Reste au show de l’atelier, les parfums de ta menthe et la fleur de ton arbre à soie mis aux brindilles du nid, bienvenue chez Toi…

Niala-Loisobleu – 05/12/18

2 réflexions sur “BRIBES (XX)

  1. Pour toi, mon Alain…Le Nid de Victor Hugo.

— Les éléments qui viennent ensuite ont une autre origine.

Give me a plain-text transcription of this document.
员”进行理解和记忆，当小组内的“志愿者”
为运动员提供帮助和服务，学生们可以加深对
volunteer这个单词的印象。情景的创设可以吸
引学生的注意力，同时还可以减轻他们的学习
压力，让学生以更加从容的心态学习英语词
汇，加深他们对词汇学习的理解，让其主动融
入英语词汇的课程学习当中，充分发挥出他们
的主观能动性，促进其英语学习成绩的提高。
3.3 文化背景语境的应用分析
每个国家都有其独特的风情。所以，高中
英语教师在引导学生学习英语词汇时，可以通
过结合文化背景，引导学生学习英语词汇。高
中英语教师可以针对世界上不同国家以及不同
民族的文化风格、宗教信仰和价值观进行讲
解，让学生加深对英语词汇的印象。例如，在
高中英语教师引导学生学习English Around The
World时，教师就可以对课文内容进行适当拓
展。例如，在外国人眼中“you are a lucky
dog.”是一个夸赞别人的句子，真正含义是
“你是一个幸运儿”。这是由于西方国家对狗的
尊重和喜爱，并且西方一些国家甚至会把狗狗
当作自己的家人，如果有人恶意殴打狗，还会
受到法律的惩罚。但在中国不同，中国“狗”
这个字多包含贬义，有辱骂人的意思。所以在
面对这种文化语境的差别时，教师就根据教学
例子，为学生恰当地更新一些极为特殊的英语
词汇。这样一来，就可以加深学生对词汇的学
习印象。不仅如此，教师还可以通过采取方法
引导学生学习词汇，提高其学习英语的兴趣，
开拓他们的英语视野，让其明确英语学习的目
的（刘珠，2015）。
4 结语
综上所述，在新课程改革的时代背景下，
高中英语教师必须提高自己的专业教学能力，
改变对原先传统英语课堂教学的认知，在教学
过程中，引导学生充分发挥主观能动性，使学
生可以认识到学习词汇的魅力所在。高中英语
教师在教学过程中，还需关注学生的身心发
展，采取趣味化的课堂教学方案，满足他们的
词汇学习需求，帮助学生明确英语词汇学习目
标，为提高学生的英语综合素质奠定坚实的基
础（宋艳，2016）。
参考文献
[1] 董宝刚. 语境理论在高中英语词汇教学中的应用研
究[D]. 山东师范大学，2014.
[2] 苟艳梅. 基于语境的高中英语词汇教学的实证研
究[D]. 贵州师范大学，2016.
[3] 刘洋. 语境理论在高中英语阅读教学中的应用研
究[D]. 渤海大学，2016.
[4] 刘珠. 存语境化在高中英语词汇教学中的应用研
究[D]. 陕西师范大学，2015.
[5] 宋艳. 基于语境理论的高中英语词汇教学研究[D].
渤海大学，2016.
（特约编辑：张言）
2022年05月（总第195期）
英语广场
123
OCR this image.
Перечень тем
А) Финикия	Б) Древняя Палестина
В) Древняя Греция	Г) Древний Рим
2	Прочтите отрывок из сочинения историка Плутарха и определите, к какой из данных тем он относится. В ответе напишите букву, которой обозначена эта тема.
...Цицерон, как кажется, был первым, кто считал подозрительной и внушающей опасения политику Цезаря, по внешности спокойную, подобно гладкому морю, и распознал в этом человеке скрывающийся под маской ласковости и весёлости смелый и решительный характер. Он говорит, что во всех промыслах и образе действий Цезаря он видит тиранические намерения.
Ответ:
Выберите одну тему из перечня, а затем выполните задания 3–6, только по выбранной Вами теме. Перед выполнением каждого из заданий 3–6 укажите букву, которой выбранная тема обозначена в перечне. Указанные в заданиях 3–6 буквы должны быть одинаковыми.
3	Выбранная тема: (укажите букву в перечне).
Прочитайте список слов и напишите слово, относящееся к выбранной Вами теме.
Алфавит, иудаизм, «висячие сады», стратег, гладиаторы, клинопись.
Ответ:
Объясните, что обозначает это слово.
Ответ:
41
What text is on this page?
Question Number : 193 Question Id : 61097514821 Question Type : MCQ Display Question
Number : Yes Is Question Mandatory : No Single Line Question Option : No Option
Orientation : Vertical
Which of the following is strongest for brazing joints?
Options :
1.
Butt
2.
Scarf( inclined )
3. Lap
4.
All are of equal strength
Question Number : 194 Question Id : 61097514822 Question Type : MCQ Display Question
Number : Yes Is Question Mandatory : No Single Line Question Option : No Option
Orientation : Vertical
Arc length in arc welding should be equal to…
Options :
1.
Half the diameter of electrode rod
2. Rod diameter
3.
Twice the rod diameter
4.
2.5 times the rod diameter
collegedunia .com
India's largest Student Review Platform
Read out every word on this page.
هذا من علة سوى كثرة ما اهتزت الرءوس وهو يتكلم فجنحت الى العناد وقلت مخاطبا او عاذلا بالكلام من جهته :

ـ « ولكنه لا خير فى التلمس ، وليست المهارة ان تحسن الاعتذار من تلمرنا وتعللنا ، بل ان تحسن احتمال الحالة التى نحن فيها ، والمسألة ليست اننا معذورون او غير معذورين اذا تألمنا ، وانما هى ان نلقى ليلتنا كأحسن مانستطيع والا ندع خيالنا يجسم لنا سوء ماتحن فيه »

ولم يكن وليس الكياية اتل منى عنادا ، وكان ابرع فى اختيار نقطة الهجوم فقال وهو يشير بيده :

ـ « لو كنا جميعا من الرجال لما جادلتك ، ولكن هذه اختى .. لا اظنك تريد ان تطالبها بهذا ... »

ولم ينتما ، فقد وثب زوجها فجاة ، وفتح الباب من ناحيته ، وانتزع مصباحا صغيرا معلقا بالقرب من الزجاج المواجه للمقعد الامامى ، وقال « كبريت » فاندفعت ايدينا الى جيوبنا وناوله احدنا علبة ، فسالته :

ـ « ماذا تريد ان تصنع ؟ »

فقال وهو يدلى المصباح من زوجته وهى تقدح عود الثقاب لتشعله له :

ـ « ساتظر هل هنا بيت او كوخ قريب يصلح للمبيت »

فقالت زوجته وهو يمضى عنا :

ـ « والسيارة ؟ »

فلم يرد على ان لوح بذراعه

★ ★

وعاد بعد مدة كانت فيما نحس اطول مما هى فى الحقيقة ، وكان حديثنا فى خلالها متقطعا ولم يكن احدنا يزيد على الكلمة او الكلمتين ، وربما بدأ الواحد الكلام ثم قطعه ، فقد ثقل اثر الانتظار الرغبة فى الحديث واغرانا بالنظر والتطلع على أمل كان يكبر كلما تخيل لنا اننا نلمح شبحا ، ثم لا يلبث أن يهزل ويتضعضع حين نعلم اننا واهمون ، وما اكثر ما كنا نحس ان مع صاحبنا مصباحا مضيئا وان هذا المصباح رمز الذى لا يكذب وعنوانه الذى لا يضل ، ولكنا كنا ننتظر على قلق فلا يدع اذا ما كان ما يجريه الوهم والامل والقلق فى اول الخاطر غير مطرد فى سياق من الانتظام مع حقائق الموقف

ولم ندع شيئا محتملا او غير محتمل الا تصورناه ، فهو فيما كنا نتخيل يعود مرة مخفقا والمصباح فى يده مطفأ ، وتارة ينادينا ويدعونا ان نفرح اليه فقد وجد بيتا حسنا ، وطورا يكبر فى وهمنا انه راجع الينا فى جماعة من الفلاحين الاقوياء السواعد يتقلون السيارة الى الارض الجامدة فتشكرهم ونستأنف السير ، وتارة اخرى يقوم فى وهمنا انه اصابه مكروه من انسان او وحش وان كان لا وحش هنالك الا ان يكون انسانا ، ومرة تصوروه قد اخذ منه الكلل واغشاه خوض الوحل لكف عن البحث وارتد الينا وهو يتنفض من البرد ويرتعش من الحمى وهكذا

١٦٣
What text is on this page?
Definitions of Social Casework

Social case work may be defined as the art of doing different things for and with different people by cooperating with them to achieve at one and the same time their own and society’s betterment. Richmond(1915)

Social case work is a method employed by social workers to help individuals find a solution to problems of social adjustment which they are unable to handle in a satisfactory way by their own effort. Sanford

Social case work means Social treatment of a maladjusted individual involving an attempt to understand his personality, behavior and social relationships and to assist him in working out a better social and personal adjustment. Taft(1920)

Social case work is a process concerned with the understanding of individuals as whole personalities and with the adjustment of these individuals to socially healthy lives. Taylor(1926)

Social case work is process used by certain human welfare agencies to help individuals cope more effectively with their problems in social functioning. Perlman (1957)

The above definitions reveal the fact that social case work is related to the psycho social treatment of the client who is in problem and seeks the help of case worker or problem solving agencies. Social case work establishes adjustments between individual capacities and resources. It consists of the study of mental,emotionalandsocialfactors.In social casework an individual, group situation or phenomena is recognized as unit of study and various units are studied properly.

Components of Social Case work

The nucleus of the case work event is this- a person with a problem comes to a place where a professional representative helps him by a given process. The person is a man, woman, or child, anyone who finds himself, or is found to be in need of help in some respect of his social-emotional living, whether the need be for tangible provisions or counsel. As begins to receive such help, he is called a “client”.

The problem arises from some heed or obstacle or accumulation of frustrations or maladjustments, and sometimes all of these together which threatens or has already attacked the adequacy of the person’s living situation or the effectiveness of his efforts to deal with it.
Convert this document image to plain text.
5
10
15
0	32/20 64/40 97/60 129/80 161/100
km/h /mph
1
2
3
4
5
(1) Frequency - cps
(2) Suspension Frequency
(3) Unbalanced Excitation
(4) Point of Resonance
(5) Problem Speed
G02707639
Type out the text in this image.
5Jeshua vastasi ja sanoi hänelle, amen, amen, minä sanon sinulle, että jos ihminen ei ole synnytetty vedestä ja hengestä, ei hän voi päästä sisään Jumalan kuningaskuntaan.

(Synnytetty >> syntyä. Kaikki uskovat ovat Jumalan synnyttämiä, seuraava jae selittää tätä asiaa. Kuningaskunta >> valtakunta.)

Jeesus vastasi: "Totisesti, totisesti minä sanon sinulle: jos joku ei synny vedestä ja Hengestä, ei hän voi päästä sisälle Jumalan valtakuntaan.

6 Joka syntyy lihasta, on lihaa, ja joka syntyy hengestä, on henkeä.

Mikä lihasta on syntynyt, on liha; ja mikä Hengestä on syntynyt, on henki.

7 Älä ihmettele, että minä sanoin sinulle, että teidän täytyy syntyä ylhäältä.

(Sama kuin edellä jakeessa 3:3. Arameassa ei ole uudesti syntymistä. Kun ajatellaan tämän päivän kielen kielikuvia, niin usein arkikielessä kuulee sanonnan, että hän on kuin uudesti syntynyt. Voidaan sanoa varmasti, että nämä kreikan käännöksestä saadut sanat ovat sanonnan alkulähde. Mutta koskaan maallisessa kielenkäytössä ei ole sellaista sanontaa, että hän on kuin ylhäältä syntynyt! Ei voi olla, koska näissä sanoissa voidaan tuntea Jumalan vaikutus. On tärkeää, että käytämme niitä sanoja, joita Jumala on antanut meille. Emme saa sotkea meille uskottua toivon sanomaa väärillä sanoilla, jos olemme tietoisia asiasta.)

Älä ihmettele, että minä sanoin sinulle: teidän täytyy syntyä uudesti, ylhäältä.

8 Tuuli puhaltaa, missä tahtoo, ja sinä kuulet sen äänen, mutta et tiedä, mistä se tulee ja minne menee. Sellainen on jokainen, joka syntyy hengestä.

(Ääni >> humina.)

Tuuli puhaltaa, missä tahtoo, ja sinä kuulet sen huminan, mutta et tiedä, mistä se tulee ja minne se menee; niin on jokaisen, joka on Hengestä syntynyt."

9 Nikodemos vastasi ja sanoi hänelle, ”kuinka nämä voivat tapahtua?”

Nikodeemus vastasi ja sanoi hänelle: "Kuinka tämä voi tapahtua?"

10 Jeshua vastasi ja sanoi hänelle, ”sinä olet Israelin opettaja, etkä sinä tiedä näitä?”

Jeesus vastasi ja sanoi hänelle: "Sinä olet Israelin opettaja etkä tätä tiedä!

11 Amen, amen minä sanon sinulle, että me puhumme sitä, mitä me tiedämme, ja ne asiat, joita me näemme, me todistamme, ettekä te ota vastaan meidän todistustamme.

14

    C’est l’abbé qui fait l’église ;
    C’est le roi qui fait la tour ;
    Qui fait l’hiver ? C’est la bise.
    Qui fait le nid ? C’est l’amour.

    Les églises sont sublimes,
    La tour monte aux cieux,
    L’hiver pour trône a les cimes ;
    Mais le nid chante et vaut mieux.

    Le nid, que l’aube visite,
    Ne voit ni deuils, ni combats ;
    Le nid est la réussite
    La meilleur d’ici-bas.

    Là, pas d’or et point de marbre ;
    De la mousse, un coin étroit ;
    C’est un grenier dans un arbre,
    C’est un bouquet sur un toit.

    Ce n’est point chose facile,
    Lorsque Charybde et Scylla
    Veulent mordre la Sicile,
    Que de mettre le holà ;

    Quand l’Hékla brûle sa suie,
    Quand flambe l’Etna grognon,
    Le fumiste qui l’essuie
    Est un rude compagnon ;

    L’orage est grand dans son antre ;
    Le nuage, hydre des airs,
    Est splendide quand son ventre
    Laisse tomber des éclairs ;

    Un cri fier et redoutable,
    De hautes rébellions
    Sortent de la fauve étable
    Des tigres et des lions ;

    Certes, c’est une oeuvre ardue
    D’allumer le jour levant,
    D’ouvrir assez l’étendue
    Pour ne pas casser le vent,

    Et de donner à la houle
    Un si gigantesque élan
    Que, d’un seul bond, elle roule
    De Behring à Magellan.

    Emplir de fureur les bêtes
    Et le tonnerre de bruit ;
    Gonfler le cou des tempêtes
    Des sifflements de la nuit ;

    Tirer, quand la giboulée
    Fouette le matin vermeil,
    De l’écurie étoilée
    L’attelage au soleil ;

    Gaver de vins vendémiaire,
    D’épis messidor ; pourvoir
    Aux dépenses de lumière
    Que fait l’astre chaque soir ;

    Peupler l’ombre ; avoir la force,
    À travers la terre et l’air,
    D’enfler tous les ans l’écorce,
    D’enfler tous les jours la mer ;

    Ce sont les travaux suprêmes
    Des dieux, ouvriers géants
    Mirant leurs bleus diadèmes
    Dans les glauques océans ;

    Ce sont les tâches immenses
    Des êtres régnant sur nous,
    Tantôt des grandes clémences,
    Tantôt des vastes courroux ;

    C’est du miracle et du rêve ;
    Hier, aujourd’hui, demain,
    Ces choses font, depuis Ève,
    L’éblouissement humain.

    Mais entre tous les prodiges
    Qu’entassent dieux et démons,
    Ouvrant l’abîme aux vertiges,
    Heurtant les foudres aux monts,

    C’est l’effort le plus superbe,
    C’est le travail le plus beau,
    De faire tordre un brin d’herbe
    Au bec d’un petit oiseau.

    En vain rampe la couleuvre ;
    L’amour arrange et bénit
    Deux ailes sur la même oeuvre,
    Deux cœurs dans le même nid.

    Ce nid où l’amour se pose,
    Voilà le but du ciel bleu ;
    Et pour la plus douce chose
    Il faut le plus puissant dieu.

    Victor Hugo.

    J’aime

    • Le plus beau nid que je garde en mémoire est le belvédère de sa maison d’exil à Guernesey. Imagine les heures qu’il a pu y passer à rêver d’envol pour recouvrir sa liberté…
      Je t’embrasse comme 💓ma Barbara.